Pensions - Articles - FTSE350 pensions deficits rise due to yields and inflation


Mercer’s Pensions Risk Survey data shows that the accounting deficit of defined benefit (DB) pension schemes and other post-retirement benefit plans for the UK’s 350 largest listed companies rose by £6bn over the course of October, standing at £94bn at the end of the month, an increase from £88bn at the end of September. The increase was driven by a £36bn increase in liabilities from £895bn at 30 September 2021 to £931bn at the end of October caused by a fall in corporate bond yields. Asset values increased to £837bn compared to £807bn at the end of September. Over the month the deficit varied from £93bn to £118bn.

 “Our recent survey with the CBI highlighted that employers continue to feel weighed down by the cost of managing DB pension schemes. This month’s data reinforces the challenges still faced by many schemes despite positive momentum on the asset side,” said Tess Page, UK Wealth Trustee Leader at Mercer: “Inflation remains above the Bank of England target, and implied future inflation is also elevated.

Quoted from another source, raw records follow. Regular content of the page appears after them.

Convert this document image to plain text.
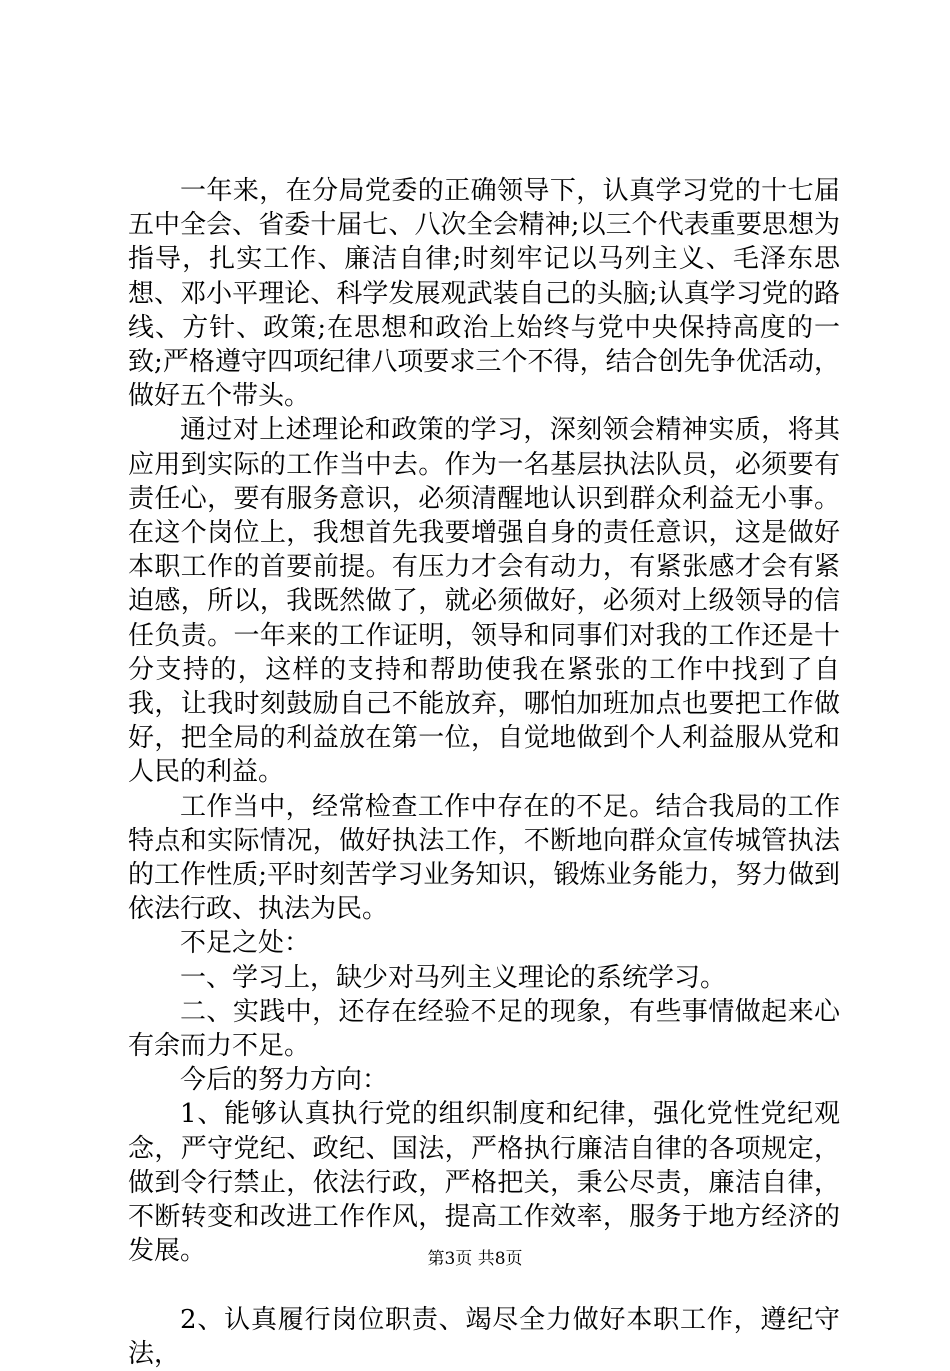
一年来，在分局党委的正确领导下，认真学习党的十七届五中全会、省委十届七、八次全会精神;以三个代表重要思想为指导，扎实工作、廉洁自律;时刻牢记以马列主义、毛泽东思想、邓小平理论、科学发展观武装自己的头脑;认真学习党的路线、方针、政策;在思想和政治上始终与党中央保持高度的一致;严格遵守四项纪律八项要求三个不得，结合创先争优活动，做好五个带头。

通过对上述理论和政策的学习，深刻领会精神实质，将其应用到实际的工作当中去。作为一名基层执法队员，必须要有责任心，要有服务意识，必须清醒地认识到群众利益无小事。在这个岗位上，我想首先我要增强自身的责任意识，这是做好本职工作的首要前提。有压力才会有动力，有紧张感才会有紧迫感，所以，我既然做了，就必须做好，必须对上级领导的信任负责。一年来的工作证明，领导和同事们对我的工作还是十分支持的，这样的支持和帮助使我在紧张的工作中找到了自我，让我时刻鼓励自己不能放弃，哪怕加班加点也要把工作做好，把全局的利益放在第一位，自觉地做到个人利益服从党和人民的利益。

工作当中，经常检查工作中存在的不足。结合我局的工作特点和实际情况，做好执法工作，不断地向群众宣传城管执法的工作性质;平时刻苦学习业务知识，锻炼业务能力，努力做到依法行政、执法为民。

不足之处：

一、学习上，缺少对马列主义理论的系统学习。

二、实践中，还存在经验不足的现象，有些事情做起来心有余而力不足。

今后的努力方向：

1、能够认真执行党的组织制度和纪律，强化党性党纪观念，严守党纪、政纪、国法，严格执行廉洁自律的各项规定，做到令行禁止，依法行政，严格把关，秉公尽责，廉洁自律，不断转变和改进工作作风，提高工作效率，服务于地方经济的发展。

2、认真履行岗位职责、竭尽全力做好本职工作，遵纪守法，

第3页 共8页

 “In a week when focus is rightly on climate change, this is a timely reminder that interest rates and inflation remain top of the risk list for many pension schemes. Along with planning their climate change risk strategy, Trustees should consider reviewing their approach to hedging assets and liabilities to ensure their strategy remains optimal.”

 Mercer’s Pensions Risk Survey data relates to about 50% of all UK pension scheme liabilities, with analysis focused on pension deficits calculated using the approach companies have to adopt for their corporate accounts. The data underlying the survey is refreshed as companies report their year-end accounts. Other measures are also relevant for trustees and employers considering their risk exposure. Data published by the Pensions Regulator and elsewhere tells a similar story.